Robert P. George will be joining me on “Connecting the Dots” today

Robert P. George will be joining me on “Connecting the Dots” today October 1, 2015

He dropped me a line the other day saying, “Well, Brother Mark, the Holy Father has now made everyone mad at him but me and you.”  That seemed like a great reason to have him on the show today with me and Rod Bennett. 🙂  You can listen in live at 5 PM Eastern here.  Feel free to call in and join the conversation at 1-573-4BREAD4.  You can also tweet us @breadboxmedia.

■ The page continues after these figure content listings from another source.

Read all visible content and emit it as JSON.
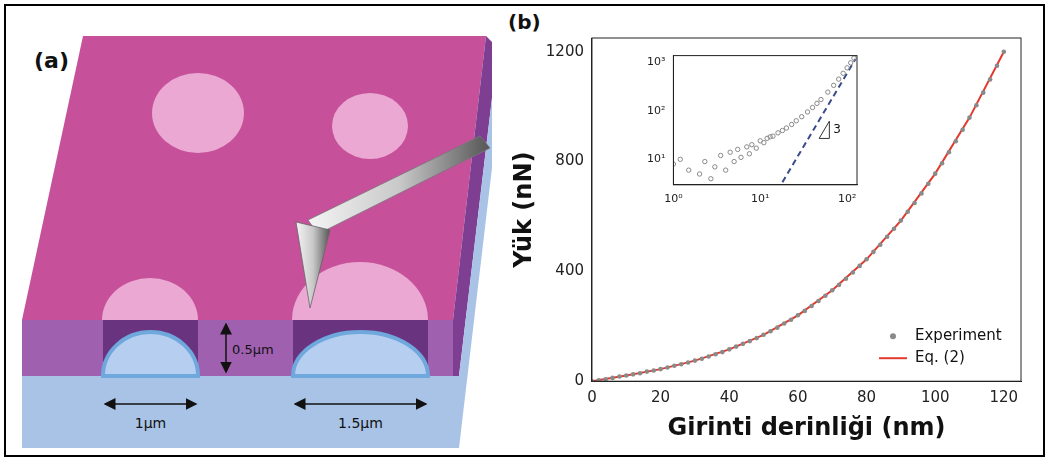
{
  "diagram": {
    "panel": "(a)",
    "thickness_label": "0.5μm",
    "hole_labels": [
      "1μm",
      "1.5μm"
    ]
  },
  "chart_data": [
    {
      "type": "scatter",
      "panel": "(b)",
      "x_label": "Girinti derinliği (nm)",
      "y_label": "Yük (nN)",
      "xlim": [
        0,
        125
      ],
      "xticks": [
        0,
        20,
        40,
        60,
        80,
        100,
        120
      ],
      "ylim": [
        0,
        1250
      ],
      "yticks": [
        0,
        400,
        800,
        1200
      ],
      "grid": false,
      "legend": "bottom-right",
      "series": [
        {
          "name": "Experiment",
          "type": "scatter",
          "marker": "circle",
          "color": "#8a8a8a",
          "x": [
            0,
            2,
            4,
            6,
            8,
            10,
            12,
            14,
            16,
            18,
            20,
            22,
            24,
            26,
            28,
            30,
            32,
            34,
            36,
            38,
            40,
            42,
            44,
            46,
            48,
            50,
            52,
            54,
            56,
            58,
            60,
            62,
            64,
            66,
            68,
            70,
            72,
            74,
            76,
            78,
            80,
            82,
            84,
            86,
            88,
            90,
            92,
            94,
            96,
            98,
            100,
            102,
            104,
            106,
            108,
            110,
            112,
            114,
            116,
            118,
            120
          ],
          "values": [
            0,
            3,
            7,
            12,
            17,
            21,
            25,
            29,
            35,
            39,
            44,
            50,
            56,
            62,
            68,
            75,
            82,
            90,
            98,
            106,
            116,
            126,
            136,
            146,
            157,
            169,
            182,
            195,
            210,
            224,
            240,
            256,
            274,
            292,
            311,
            331,
            351,
            373,
            396,
            420,
            444,
            471,
            497,
            526,
            555,
            585,
            617,
            649,
            684,
            719,
            756,
            794,
            834,
            874,
            916,
            960,
            1005,
            1051,
            1099,
            1149,
            1200
          ]
        },
        {
          "name": "Eq. (2)",
          "type": "line",
          "line_style": "solid",
          "color": "#e23a2e",
          "x": [
            0,
            10,
            20,
            30,
            40,
            50,
            60,
            70,
            80,
            90,
            100,
            110,
            120
          ],
          "values": [
            0,
            21,
            44,
            75,
            116,
            169,
            240,
            331,
            444,
            585,
            756,
            960,
            1200
          ]
        }
      ]
    },
    {
      "type": "scatter",
      "log": true,
      "xlim": [
        1,
        130
      ],
      "xticks": [
        {
          "value": 1,
          "label": "10⁰"
        },
        {
          "value": 10,
          "label": "10¹"
        },
        {
          "value": 100,
          "label": "10²"
        }
      ],
      "ylim": [
        3,
        1350
      ],
      "yticks": [
        {
          "value": 10,
          "label": "10¹"
        },
        {
          "value": 100,
          "label": "10²"
        },
        {
          "value": 1000,
          "label": "10³"
        }
      ],
      "grid": false,
      "annotation": "3",
      "series": [
        {
          "type": "scatter",
          "marker": "open circle",
          "color": "#8a8a8a",
          "x": [
            1,
            1.2,
            1.5,
            2,
            2.3,
            2.7,
            3,
            3.5,
            4,
            4.5,
            5,
            5.5,
            6,
            7,
            7.5,
            8,
            9,
            10,
            11,
            12,
            13,
            14,
            16,
            18,
            20,
            23,
            26,
            30,
            35,
            40,
            45,
            50,
            60,
            70,
            80,
            90,
            100,
            110,
            120
          ],
          "values": [
            8,
            10,
            6,
            5,
            9,
            4,
            7,
            12,
            6,
            14,
            9,
            16,
            11,
            18,
            13,
            20,
            17,
            24,
            22,
            27,
            29,
            30,
            35,
            39,
            44,
            52,
            62,
            75,
            94,
            116,
            141,
            169,
            240,
            331,
            444,
            585,
            756,
            960,
            1200
          ]
        },
        {
          "type": "line",
          "line_style": "dashed",
          "color": "#3a4a8a",
          "x": [
            18,
            125
          ],
          "values": [
            3.4,
            1150
          ]
        }
      ]
    }
  ]
}
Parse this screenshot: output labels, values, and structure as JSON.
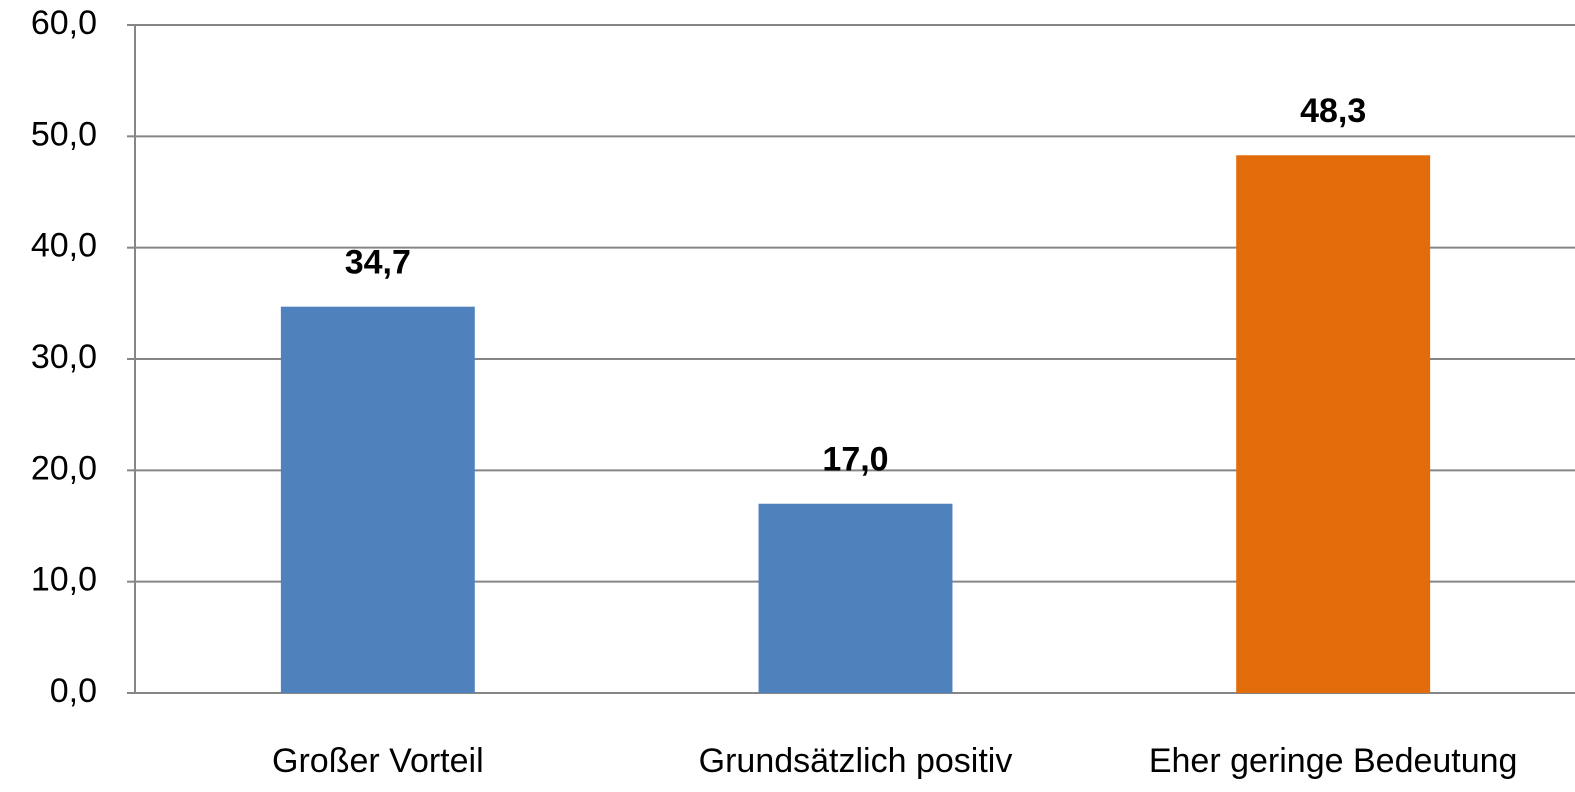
{
  "chart_data": {
    "type": "bar",
    "categories": [
      "Großer Vorteil",
      "Grundsätzlich positiv",
      "Eher geringe Bedeutung"
    ],
    "values": [
      34.7,
      17.0,
      48.3
    ],
    "value_labels": [
      "34,7",
      "17,0",
      "48,3"
    ],
    "colors": [
      "#4f81bd",
      "#4f81bd",
      "#e36c0a"
    ],
    "ylim": [
      0,
      60
    ],
    "yticks": [
      {
        "value": 0,
        "label": "0,0"
      },
      {
        "value": 10,
        "label": "10,0"
      },
      {
        "value": 20,
        "label": "20,0"
      },
      {
        "value": 30,
        "label": "30,0"
      },
      {
        "value": 40,
        "label": "40,0"
      },
      {
        "value": 50,
        "label": "50,0"
      },
      {
        "value": 60,
        "label": "60,0"
      }
    ],
    "grid": true
  }
}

Robert P. George is McCormick Professor of Jurisprudence and Director of the James Madison Program in American Ideals and Institutions at Princeton University. He is also Chairman of the U.S. Commission on International Religious Freedom. He has been a visiting professor at Harvard Law School and is the Herbert W. Vaughan Senior Fellow of the Witherspoon Institute in Princeton.

He has served on the President’s Council on Bioethics (2002-2009), and as a presidential appointee to the United States Commission on Civil Rights (1993-1998). He has also served on UNESCO’s World Commission on the Ethics of Science and Technology. He is a former Judicial Fellow at the Supreme Court of the United States, where he received the Justice Tom C. Clark Award.

Professor George is author of Making Men Moral:  Civil Liberties and Public Morality (Oxford University Press, 1993), In Defense of Natural Law (Oxford University Press, 1999), The Clash of Orthodoxies (ISI, 2001) and Conscience and Its Enemies (ISI, 2013).  He is co-author of Conjugal Union: What Marriage Is (Cambridge University Press, 2014), Embryo: A Defense of Human Life (2nd edition, Doubleday, 2011), as well many other books.

Professor George’s articles and review essays have appeared in the Harvard Law Review, the Yale Law Journal, the Columbia Law Review, the University of Chicago Law Review, the Review of Politics, the Review of Metaphysics, and the American Journal of Jurisprudence.  He has also written for the New York Times, the Wall Street Journal, the Washington Post, First Things, the Boston Review, and the Times Literary Supplement.

He’s a Harvard grad, a winner of the United States Presidential Citizens Medal, as well as a host of other honorifics too numerous to mention here.